The book determines the limits of humans as rational, self-interested agents who make decisions to maximize their own interests, who remain the key figure of mainstream economy. In order to move beyond these limits and prevent self-destruction of human civilization, the author proposes a new methodology for the organization of socioeconomic knowledge-noonomy, which uses technological progress to introduce a rational core into the management of the chaotically developing economy, something which, the author posits, we have failed to accomplish so far due to cultural regression and moral decay.
Systematically substantiating his theory by drawing on a wide range of sources and extensive empirical data, Dr. Bodrunov incorporates various components of rational socio-philosophical, political, and economic analysis with institutional theory and sociocultural analysis and focuses on the geopolitical economy approach to the issue under consideration.
The volume begins with a discussion of the basic principles of the research method used in the book along with the an explanation of how the key role of material production constitutes an essential principle that underlies the approach to explaining social development processes.
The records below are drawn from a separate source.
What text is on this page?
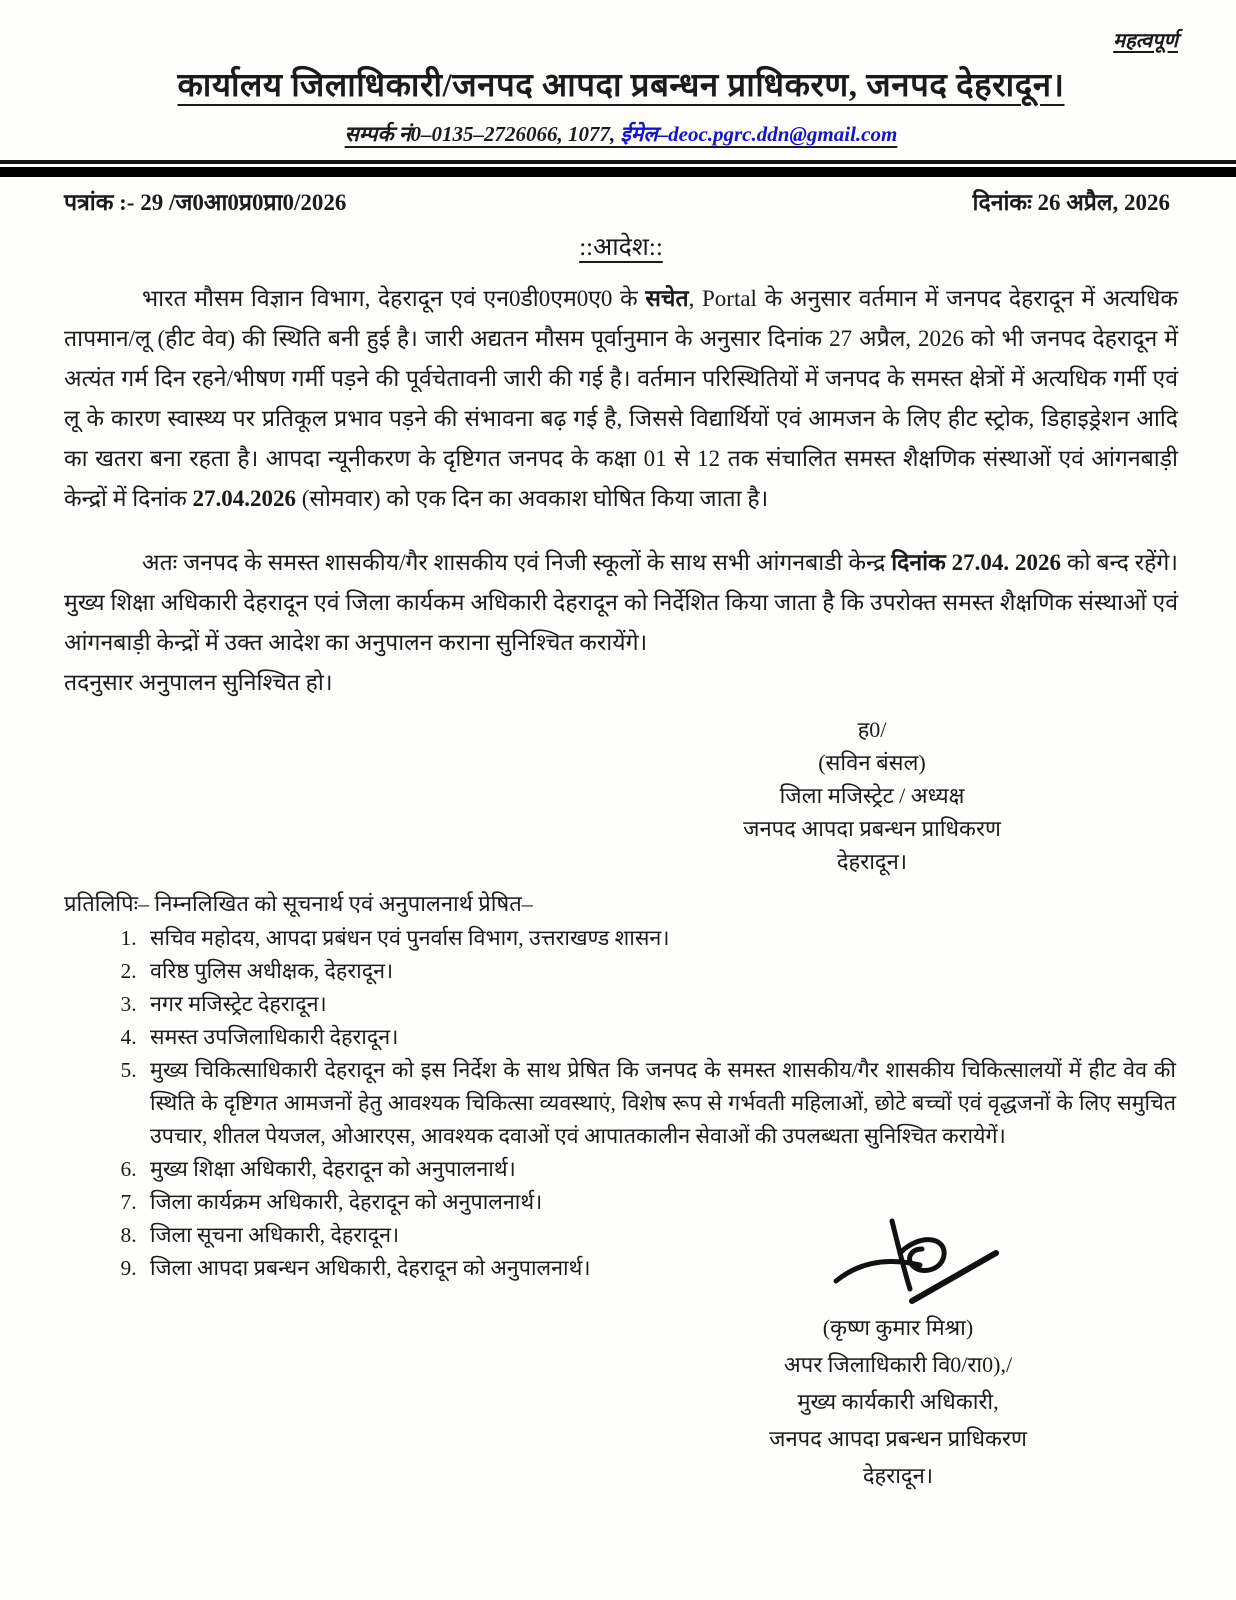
महत्वपूर्ण
कार्यालय जिलाधिकारी/जनपद आपदा प्रबन्धन प्राधिकरण, जनपद देहरादून।
सम्पर्क नं0–0135–2726066, 1077, ईमेल–deoc.pgrc.ddn@gmail.com
पत्रांक :- 29 /ज0आ0प्र0प्रा0/2026	दिनांकः 26 अप्रैल, 2026
::आदेश::

भारत मौसम विज्ञान विभाग, देहरादून एवं एन0डी0एम0ए0 के सचेत, Portal के अनुसार वर्तमान में जनपद देहरादून में अत्यधिक तापमान/लू (हीट वेव) की स्थिति बनी हुई है। जारी अद्यतन मौसम पूर्वानुमान के अनुसार दिनांक 27 अप्रैल, 2026 को भी जनपद देहरादून में अत्यंत गर्म दिन रहने/भीषण गर्मी पड़ने की पूर्वचेतावनी जारी की गई है। वर्तमान परिस्थितियों में जनपद के समस्त क्षेत्रों में अत्यधिक गर्मी एवं लू के कारण स्वास्थ्य पर प्रतिकूल प्रभाव पड़ने की संभावना बढ़ गई है, जिससे विद्यार्थियों एवं आमजन के लिए हीट स्ट्रोक, डिहाइड्रेशन आदि का खतरा बना रहता है। आपदा न्यूनीकरण के दृष्टिगत जनपद के कक्षा 01 से 12 तक संचालित समस्त शैक्षणिक संस्थाओं एवं आंगनबाड़ी केन्द्रों में दिनांक 27.04.2026 (सोमवार) को एक दिन का अवकाश घोषित किया जाता है।

अतः जनपद के समस्त शासकीय/गैर शासकीय एवं निजी स्कूलों के साथ सभी आंगनबाडी केन्द्र दिनांक 27.04. 2026 को बन्द रहेंगे। मुख्य शिक्षा अधिकारी देहरादून एवं जिला कार्यकम अधिकारी देहरादून को निर्देशित किया जाता है कि उपरोक्त समस्त शैक्षणिक संस्थाओं एवं आंगनबाड़ी केन्द्रों में उक्त आदेश का अनुपालन कराना सुनिश्चित करायेंगे।

तदनुसार अनुपालन सुनिश्चित हो।

ह0/
(सविन बंसल)
जिला मजिस्ट्रेट / अध्यक्ष
जनपद आपदा प्रबन्धन प्राधिकरण
देहरादून।
प्रतिलिपिः– निम्नलिखित को सूचनार्थ एवं अनुपालनार्थ प्रेषित–
1. सचिव महोदय, आपदा प्रबंधन एवं पुनर्वास विभाग, उत्तराखण्ड शासन।
2. वरिष्ठ पुलिस अधीक्षक, देहरादून।
3. नगर मजिस्ट्रेट देहरादून।
4. समस्त उपजिलाधिकारी देहरादून।
5. मुख्य चिकित्साधिकारी देहरादून को इस निर्देश के साथ प्रेषित कि जनपद के समस्त शासकीय/गैर शासकीय चिकित्सालयों में हीट वेव की स्थिति के दृष्टिगत आमजनों हेतु आवश्यक चिकित्सा व्यवस्थाएं, विशेष रूप से गर्भवती महिलाओं, छोटे बच्चों एवं वृद्धजनों के लिए समुचित उपचार, शीतल पेयजल, ओआरएस, आवश्यक दवाओं एवं आपातकालीन सेवाओं की उपलब्धता सुनिश्चित करायेगें।
6. मुख्य शिक्षा अधिकारी, देहरादून को अनुपालनार्थ।
7. जिला कार्यक्रम अधिकारी, देहरादून को अनुपालनार्थ।
8. जिला सूचना अधिकारी, देहरादून।
9. जिला आपदा प्रबन्धन अधिकारी, देहरादून को अनुपालनार्थ।
(कृष्ण कुमार मिश्रा)
अपर जिलाधिकारी वि0/रा0),/
मुख्य कार्यकारी अधिकारी,
जनपद आपदा प्रबन्धन प्राधिकरण
देहरादून।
The author emphasizes an essential and ever-increasing role of knowledge in the development of production technologies that occurs through a change in technological modes and is accompanied by changes in the structure of manufactured products and evolution in the level of saturation and structure of human wants.
The volume then assesses the first steps towards transitioning to a new stage of industrial production, a new type of knowledge-intensive material production that manufactures knowledge-intensive products. The volume considers the risks associated with the unchecked development of new technologies, which, while expanding opportunities for the satisfaction of human wants, also increases environmental stress and requires the need for finding occupations for people who used to be employed in dying professions. The volume examines how humans' withdrawal from immediate production and the disappearance of economic relations serves as a non-economic way of regulating production activities of an autonomous technosphere by steering its development in accordance with personal development needs.
Introducing the English-speaking audience to a wide array of Russian twentieth-century authors that are little known abroad and whose studies on technological, economic and sociocultural transformations hold truly global significance, this eye-opening book will be of interest to those teaching and interested in the social philosophy of development of the human civilization and strategy of social and economic development.